Black day in Derry
On January 30, 1972, the Civil Rights Association of Derry organized what was meant to be a peaceful march protesting the British violation of civil liberties in Northern Ireland. The protest was led by Parliament member Ivan Cooper, who wanted the march not only to express nationalist feelings but to prove to England that those sentiments could be expressed without bloodshed. (He was an admirer of Gandhi and Martin Luther King Jr. He was also a Protestant, though most of the marchers were Catholic.) This wasn't an easy stance: it challenged not only the contempt of the British military, for whom any demonstrating Catholic was a hooligan, but also the view of the IRA and its sympathizers that peaceful resistance was useless.
The results were disastrous. The army placed physical restrictions on the path of the march; Cooper attempted to comply, but some of the younger protesters forced their way down the forbidden route. The British responded with gunfire, claiming afterward (and without evidence) that they'd been fired on first. At the end of the day, 13 Irishmen lay dead--almost all of them 21 or younger--and 14 wounded.

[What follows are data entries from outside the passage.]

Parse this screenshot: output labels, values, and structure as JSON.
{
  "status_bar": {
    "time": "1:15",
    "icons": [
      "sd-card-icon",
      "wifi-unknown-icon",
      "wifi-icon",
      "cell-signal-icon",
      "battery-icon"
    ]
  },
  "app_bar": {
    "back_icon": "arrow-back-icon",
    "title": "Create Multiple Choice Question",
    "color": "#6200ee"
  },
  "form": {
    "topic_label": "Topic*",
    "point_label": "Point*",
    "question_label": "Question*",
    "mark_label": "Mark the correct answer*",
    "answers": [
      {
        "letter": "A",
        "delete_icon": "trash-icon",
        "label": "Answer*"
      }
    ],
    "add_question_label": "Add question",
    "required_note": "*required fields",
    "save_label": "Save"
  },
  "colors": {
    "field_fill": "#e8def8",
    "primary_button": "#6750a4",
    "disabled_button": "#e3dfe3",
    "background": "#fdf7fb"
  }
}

That's the topic of Paul Greengrass's tense, skillful film Bloody Sunday. You can see the strong influence of Constantin Costa-Gavras's political thrillers on Greengrass, but he goes in for a starker documentary-realist style. Good as they were, the actors in Z and State of Siege were unmistakably actors; the cast members of Bloody Sunday almost always manage to seem like real people caught off guard in newsreels.